Shanghai medical insurance covers international hospital
SHANGHAI (China Daily/ANN) - Policy move part of efforts to turn city into a top healthcare centre in Asia.
Shanghai’s medical insurance scheme extended its coverage to medical bills at a foreign-funded hospital on Wednesday as part of efforts to boost the city’s healthcare service sector.
Part of patients’ medical bills at Shanghai Jiahui International Hospital, the first foreign-funded top-level public hospital in Shanghai, can now be paid by the city’s medical insurance, the Shanghai Commission of Health and Family Planning said.
The hospital completed comprehensive internal tests on six sections, including registration, outpatient and emergency, and surgery, in the past six months.
During the first week of the test, about 5 per cent of patients used medical insurance every day, according to statistics from the hospital. For ordinary medical services, around 10 to 20 per cent of a medical bill can be covered by social medical insurance, while services for patients with serious diseases, such as cancer, can have up to 40 per cent of the bill covered by the insurance.

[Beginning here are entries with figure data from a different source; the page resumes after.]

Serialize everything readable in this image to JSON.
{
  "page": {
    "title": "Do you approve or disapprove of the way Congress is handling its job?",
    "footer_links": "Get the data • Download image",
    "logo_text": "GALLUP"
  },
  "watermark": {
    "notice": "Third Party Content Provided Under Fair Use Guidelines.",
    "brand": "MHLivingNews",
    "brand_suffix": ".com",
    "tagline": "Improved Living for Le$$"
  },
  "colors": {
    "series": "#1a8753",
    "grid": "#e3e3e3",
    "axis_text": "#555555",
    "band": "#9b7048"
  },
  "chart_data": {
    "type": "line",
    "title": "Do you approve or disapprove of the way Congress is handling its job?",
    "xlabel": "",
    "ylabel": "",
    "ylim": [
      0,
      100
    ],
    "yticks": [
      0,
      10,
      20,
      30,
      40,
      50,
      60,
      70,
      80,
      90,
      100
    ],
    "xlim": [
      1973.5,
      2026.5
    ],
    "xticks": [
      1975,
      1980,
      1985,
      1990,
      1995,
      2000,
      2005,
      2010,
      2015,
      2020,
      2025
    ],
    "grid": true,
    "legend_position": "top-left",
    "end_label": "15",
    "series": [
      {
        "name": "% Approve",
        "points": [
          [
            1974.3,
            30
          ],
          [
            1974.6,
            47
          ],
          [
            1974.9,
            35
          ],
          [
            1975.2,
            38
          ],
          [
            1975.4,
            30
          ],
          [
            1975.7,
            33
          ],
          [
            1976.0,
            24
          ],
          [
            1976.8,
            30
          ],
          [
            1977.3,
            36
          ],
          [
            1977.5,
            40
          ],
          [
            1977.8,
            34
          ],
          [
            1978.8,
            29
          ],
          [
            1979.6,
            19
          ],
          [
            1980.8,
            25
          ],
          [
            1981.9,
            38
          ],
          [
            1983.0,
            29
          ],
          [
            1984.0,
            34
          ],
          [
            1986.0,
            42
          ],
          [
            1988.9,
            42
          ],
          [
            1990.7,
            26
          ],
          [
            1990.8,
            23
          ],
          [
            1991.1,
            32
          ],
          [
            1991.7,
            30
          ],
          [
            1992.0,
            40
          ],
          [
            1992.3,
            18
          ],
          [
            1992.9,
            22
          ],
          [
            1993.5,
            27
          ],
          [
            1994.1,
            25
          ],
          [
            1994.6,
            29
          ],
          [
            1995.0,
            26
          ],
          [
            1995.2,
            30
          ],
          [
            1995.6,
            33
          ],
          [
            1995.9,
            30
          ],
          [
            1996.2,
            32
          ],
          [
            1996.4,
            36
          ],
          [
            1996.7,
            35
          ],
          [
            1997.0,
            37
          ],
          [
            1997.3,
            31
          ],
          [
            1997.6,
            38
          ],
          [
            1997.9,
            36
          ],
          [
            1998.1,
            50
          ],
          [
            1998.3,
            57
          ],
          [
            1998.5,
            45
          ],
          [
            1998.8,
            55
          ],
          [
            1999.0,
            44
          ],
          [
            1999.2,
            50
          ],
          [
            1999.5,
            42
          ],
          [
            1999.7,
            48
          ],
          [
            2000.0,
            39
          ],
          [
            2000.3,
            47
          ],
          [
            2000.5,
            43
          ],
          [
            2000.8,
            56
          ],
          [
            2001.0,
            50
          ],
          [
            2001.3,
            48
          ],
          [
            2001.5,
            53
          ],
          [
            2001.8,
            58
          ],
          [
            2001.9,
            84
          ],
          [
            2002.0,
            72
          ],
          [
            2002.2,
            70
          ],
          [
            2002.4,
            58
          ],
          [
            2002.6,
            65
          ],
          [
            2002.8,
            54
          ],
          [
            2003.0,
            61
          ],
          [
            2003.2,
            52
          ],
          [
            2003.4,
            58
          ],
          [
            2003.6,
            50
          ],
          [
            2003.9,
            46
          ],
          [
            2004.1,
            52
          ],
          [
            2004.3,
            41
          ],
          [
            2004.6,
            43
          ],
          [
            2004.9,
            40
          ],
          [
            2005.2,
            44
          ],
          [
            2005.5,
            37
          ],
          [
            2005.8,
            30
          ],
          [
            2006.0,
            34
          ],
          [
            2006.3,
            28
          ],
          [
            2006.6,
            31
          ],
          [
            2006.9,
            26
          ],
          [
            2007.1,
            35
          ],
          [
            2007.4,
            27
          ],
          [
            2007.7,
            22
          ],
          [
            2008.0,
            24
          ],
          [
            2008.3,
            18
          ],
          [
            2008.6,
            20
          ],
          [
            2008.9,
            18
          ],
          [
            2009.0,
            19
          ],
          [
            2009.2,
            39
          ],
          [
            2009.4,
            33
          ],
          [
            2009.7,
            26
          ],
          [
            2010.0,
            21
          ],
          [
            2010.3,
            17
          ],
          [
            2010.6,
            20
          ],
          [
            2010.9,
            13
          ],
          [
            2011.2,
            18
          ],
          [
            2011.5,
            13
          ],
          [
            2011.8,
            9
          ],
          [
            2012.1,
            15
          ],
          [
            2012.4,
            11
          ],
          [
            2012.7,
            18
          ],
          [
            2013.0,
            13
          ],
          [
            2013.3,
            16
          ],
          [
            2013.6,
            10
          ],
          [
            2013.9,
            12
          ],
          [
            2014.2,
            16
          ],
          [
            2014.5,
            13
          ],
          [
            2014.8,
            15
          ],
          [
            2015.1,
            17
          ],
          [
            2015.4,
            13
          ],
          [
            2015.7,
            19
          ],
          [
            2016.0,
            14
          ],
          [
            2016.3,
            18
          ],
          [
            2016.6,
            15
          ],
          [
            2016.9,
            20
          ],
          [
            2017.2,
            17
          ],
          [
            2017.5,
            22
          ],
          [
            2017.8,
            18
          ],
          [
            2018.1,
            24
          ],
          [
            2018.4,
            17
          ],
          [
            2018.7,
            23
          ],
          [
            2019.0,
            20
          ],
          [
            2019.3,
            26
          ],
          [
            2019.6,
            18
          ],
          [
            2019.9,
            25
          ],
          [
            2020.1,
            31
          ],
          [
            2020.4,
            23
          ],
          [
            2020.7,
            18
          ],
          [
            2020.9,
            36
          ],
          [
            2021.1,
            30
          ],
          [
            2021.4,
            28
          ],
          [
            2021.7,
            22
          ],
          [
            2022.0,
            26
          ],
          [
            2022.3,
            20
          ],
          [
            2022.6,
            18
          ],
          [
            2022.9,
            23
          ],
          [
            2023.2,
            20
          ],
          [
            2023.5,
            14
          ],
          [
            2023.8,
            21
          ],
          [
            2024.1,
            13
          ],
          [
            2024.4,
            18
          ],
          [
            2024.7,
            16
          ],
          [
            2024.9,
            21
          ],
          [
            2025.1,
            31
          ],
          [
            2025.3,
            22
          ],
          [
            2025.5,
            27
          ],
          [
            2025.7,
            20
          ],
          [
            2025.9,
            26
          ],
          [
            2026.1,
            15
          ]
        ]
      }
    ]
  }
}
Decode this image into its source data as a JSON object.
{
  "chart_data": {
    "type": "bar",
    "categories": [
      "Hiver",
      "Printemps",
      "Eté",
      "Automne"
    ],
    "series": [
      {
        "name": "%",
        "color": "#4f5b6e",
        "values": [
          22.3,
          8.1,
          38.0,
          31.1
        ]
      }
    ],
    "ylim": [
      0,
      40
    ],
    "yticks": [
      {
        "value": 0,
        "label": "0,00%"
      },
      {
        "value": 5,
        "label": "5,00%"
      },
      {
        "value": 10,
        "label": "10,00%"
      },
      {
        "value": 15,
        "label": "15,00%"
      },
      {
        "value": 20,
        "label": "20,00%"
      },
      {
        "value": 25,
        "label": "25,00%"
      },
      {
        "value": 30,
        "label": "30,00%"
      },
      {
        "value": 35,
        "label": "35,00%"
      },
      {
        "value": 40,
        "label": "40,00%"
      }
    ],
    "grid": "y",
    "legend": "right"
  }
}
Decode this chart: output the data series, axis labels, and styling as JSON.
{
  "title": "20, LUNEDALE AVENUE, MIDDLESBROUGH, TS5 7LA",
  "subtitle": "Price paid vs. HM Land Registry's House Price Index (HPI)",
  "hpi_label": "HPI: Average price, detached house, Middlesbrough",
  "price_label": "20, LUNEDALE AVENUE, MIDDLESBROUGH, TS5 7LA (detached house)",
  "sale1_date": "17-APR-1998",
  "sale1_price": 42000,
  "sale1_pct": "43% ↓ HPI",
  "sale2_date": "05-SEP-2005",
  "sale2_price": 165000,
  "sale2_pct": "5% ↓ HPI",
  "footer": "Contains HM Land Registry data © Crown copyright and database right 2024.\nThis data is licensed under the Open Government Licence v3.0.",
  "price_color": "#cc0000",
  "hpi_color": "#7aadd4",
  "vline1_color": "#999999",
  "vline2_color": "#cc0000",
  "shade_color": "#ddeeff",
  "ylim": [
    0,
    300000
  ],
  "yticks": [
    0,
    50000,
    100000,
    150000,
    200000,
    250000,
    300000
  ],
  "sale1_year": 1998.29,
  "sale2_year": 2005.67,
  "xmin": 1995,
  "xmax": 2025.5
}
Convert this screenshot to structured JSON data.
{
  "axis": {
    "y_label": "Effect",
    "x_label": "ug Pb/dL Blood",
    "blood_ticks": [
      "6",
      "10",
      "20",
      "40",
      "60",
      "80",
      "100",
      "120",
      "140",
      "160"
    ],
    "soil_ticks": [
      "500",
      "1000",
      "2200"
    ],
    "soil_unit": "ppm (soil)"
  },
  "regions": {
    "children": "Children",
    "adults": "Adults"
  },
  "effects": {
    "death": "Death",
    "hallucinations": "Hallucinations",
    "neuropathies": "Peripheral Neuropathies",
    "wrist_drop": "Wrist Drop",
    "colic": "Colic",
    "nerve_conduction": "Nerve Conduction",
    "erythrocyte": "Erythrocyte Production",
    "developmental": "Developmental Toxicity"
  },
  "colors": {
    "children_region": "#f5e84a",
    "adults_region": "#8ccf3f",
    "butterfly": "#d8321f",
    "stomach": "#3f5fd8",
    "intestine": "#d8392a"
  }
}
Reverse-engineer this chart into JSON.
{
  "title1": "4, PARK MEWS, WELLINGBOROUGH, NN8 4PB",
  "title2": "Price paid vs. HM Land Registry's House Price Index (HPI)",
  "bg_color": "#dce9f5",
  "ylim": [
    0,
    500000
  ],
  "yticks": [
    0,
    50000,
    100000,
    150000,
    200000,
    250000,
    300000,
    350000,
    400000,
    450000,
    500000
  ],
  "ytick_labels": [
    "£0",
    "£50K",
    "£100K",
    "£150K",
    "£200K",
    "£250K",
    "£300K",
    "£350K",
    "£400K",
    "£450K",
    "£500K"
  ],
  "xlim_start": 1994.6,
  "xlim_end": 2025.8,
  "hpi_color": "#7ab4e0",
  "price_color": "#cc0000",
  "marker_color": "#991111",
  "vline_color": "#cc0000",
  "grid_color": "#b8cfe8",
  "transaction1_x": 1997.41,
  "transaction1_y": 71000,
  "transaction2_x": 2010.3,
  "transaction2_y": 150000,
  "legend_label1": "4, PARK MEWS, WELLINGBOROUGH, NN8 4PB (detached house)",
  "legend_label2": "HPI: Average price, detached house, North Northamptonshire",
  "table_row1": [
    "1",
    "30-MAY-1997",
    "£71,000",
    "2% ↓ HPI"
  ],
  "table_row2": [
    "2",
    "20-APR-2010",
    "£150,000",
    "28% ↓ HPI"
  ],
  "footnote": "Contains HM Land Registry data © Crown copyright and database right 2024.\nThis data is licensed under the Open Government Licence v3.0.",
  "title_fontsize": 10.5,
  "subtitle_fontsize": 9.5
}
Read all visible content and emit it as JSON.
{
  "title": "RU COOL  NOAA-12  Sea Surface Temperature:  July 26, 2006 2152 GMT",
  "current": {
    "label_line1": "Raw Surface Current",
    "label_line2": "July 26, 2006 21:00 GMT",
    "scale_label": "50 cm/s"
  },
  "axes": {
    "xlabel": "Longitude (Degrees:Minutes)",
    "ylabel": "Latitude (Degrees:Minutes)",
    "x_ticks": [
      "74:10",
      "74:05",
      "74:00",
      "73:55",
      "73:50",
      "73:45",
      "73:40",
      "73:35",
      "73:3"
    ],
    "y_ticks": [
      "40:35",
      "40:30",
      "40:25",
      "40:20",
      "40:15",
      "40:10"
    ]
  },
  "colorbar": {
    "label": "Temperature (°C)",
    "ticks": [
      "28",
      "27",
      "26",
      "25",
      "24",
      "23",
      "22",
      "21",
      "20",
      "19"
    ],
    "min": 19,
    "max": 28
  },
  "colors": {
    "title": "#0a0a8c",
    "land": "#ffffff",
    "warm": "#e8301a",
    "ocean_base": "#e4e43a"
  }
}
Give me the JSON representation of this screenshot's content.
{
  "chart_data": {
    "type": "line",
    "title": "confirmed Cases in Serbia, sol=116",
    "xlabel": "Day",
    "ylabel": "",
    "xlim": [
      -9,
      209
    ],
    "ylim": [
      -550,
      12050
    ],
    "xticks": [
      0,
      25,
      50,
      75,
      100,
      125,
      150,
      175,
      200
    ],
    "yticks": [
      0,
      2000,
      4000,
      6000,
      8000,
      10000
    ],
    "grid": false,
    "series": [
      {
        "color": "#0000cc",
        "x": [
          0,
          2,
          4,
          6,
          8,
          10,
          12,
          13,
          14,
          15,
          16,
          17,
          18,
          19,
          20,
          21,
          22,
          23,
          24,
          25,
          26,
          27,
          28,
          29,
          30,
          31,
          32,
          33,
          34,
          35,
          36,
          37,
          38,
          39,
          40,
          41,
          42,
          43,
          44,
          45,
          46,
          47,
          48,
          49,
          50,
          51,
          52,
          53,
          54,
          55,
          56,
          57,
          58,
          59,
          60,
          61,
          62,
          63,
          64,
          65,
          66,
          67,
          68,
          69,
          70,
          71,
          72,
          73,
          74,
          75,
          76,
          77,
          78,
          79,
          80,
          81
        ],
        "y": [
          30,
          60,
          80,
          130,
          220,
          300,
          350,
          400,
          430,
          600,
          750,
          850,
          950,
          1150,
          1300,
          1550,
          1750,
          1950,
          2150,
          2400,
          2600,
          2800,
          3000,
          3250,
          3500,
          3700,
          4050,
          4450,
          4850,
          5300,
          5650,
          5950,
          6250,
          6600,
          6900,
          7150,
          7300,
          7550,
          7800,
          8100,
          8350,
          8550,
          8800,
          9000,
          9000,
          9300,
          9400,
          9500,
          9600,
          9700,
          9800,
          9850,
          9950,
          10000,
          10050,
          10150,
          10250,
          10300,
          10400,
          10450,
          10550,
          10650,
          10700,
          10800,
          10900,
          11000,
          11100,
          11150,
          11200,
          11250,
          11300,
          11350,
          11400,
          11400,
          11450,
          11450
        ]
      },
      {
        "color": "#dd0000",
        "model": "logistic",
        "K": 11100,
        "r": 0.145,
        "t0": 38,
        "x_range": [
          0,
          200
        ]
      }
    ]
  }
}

Li Shengnan, a 32-year-old patient, went to the hospital for asthma treatment on Wednesday. The new policy saw 424 yuan ($61.25) of her 1,250 yuan bill covered by the medical insurance, much to Li’s delight as it reduces the cost of quality service at an international hospital.
“The healthcare sector is vital amid the construction of a global city of excellence in Shanghai, as well as for its goal of building a top medical centre in Asia,” said Wu Jinglei, director of the Shanghai Commission of Health and Family Planning. “This policy is aimed at promoting a more international and diversified healthcare system in the city.”
The implementation of the policy is a key outcome achieved under a guideline released in July on upgrading local health services.
The guideline included policies on medical treatment, health services and insurance. It featured 50 measures encouraging high-level private medical institutions to offer basic medical services at similar prices as public hospitals and to establish medical quality management systems in line with international standards. Restrictions on medical institutions, clinics and general practitioners were also eased to boost the development of the health services industry.
“The aim is to welcome high-level international medical brands to set up base here, and we will back them with land, financial, tax and personnel support,” Vice-Mayor Weng Tiehui said at the news conference when the guideline was released.